An irrevocable trust is a trust that cannot be changed unless there is expressed consent from the beneficiary. Once the trust has been established by the grantor, it cannot be altered. Contributions cannot be removed by the grantor. The reason that there are people that choose this type of trust is because of the tax advantages.
Irrevocable trusts can reduce estate taxes. This is done commonly through Irrevocable Life Insurance Trusts where the value of the property is removed from a person’s estates and therefore cannot be taxes when that person dies. The grantor transfers the assets over to the trustee and the beneficiaries of the trust and essentially no longer owns the assets. And, if the asset is no longer owned by the grantor then he or she can no longer be taxed on it.
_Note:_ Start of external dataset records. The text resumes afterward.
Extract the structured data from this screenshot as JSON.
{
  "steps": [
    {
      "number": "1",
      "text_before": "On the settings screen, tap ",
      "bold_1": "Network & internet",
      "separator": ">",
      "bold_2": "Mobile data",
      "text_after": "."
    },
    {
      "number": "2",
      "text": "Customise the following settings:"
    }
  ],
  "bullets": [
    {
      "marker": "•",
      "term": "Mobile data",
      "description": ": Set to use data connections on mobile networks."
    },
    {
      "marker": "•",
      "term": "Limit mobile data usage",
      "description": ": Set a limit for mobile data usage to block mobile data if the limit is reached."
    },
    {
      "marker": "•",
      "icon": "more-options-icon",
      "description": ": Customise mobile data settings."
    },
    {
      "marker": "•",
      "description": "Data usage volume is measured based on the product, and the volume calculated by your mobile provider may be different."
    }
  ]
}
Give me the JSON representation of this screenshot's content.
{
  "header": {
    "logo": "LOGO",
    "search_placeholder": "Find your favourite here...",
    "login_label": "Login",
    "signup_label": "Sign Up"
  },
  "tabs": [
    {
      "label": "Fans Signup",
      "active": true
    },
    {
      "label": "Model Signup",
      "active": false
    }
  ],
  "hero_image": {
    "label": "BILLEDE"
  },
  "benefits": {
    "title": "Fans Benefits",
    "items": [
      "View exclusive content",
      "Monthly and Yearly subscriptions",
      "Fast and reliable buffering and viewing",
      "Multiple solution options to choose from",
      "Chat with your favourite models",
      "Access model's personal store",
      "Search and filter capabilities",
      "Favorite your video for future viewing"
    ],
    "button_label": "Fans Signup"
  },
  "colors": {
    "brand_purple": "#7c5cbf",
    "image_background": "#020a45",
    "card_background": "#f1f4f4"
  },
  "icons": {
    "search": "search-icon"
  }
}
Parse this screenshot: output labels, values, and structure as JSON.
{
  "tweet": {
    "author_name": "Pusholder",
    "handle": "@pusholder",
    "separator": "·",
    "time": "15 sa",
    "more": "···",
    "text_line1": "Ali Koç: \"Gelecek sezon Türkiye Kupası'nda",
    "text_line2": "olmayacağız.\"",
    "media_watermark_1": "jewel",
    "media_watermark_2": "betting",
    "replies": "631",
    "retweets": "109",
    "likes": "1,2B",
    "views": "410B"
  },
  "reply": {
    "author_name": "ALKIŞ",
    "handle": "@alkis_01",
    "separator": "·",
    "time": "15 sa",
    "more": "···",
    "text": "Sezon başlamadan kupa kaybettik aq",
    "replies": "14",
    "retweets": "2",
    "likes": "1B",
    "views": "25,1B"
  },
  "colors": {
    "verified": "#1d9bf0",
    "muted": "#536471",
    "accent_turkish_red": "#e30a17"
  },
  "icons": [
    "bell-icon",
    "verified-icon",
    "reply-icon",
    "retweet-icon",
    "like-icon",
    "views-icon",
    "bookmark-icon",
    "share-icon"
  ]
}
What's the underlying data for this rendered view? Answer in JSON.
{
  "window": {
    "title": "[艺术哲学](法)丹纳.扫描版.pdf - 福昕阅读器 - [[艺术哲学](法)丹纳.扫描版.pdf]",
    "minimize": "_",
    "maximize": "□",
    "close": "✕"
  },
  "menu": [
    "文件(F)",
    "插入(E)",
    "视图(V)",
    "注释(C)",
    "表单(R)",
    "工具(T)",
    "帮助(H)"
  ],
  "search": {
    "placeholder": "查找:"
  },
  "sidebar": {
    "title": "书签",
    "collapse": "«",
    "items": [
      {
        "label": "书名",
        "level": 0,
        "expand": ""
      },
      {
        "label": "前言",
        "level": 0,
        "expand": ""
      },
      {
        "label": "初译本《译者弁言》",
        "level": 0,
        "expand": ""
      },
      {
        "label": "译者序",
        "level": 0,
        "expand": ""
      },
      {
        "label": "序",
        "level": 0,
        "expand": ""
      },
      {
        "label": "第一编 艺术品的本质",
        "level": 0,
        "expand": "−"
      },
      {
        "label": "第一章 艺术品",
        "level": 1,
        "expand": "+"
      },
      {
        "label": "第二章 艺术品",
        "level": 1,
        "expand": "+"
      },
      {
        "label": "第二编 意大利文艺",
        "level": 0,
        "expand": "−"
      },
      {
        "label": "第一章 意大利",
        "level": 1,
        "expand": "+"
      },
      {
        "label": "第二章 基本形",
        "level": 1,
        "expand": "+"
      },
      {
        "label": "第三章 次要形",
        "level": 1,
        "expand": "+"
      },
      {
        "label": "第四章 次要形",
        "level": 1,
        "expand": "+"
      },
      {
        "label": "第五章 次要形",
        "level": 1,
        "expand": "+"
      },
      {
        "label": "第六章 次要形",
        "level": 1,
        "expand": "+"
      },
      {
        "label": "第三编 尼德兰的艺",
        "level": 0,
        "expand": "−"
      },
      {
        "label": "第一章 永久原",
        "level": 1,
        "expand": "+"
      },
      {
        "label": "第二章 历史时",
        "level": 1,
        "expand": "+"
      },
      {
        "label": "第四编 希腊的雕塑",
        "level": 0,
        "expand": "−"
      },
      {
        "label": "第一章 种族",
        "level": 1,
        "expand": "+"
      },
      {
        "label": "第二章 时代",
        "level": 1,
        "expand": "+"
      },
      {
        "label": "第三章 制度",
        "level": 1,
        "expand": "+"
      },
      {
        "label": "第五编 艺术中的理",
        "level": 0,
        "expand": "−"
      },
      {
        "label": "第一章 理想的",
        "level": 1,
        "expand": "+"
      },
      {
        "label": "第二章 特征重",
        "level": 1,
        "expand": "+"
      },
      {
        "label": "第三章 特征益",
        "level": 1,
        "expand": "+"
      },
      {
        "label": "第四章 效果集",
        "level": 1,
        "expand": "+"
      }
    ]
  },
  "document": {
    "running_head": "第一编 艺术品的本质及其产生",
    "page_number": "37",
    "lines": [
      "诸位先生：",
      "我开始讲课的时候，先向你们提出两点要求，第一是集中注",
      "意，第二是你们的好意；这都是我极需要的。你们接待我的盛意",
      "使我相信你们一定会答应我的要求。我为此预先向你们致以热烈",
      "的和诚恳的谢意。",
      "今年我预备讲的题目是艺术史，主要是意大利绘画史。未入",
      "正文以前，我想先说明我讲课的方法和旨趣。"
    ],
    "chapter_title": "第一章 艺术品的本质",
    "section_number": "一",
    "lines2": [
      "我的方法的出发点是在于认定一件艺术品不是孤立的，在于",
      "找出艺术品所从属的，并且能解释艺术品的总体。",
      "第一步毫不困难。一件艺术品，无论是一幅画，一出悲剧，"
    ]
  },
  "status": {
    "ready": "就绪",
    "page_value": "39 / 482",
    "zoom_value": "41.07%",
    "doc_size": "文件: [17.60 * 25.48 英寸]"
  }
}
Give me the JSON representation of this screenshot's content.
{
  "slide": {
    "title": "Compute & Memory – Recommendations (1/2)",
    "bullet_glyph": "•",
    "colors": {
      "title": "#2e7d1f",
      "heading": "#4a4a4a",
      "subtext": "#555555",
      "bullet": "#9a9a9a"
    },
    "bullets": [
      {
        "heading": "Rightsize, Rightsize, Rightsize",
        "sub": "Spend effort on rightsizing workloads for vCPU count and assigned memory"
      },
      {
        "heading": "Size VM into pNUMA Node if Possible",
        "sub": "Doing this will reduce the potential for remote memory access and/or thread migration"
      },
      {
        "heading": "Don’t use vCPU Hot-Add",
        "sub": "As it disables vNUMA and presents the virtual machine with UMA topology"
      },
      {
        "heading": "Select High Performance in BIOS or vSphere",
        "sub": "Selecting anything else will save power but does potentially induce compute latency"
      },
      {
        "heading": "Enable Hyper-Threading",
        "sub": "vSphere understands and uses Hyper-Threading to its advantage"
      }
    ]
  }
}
Another reason that someone might choose an Irrevocable Trust is to protect his or her assets for the grantor and for the beneficiaries. The grantor can set up the trust to provide support to family members or loved ones and all of the trust assets will be out of reach from the creditors of the grantor. Officially, the grantor no longer has any control of the assets. The assets are now part of the trust and can still provide financial support to whoever the grantor chooses to support in the trust.
Many high net worth individuals will choose to establish Irrevocable Trusts. They will set up the trust to benefit charities of their choosing. Many famous wealthy families such as the Carnegies and the Fords have used Irrevocable Trusts for these purposes.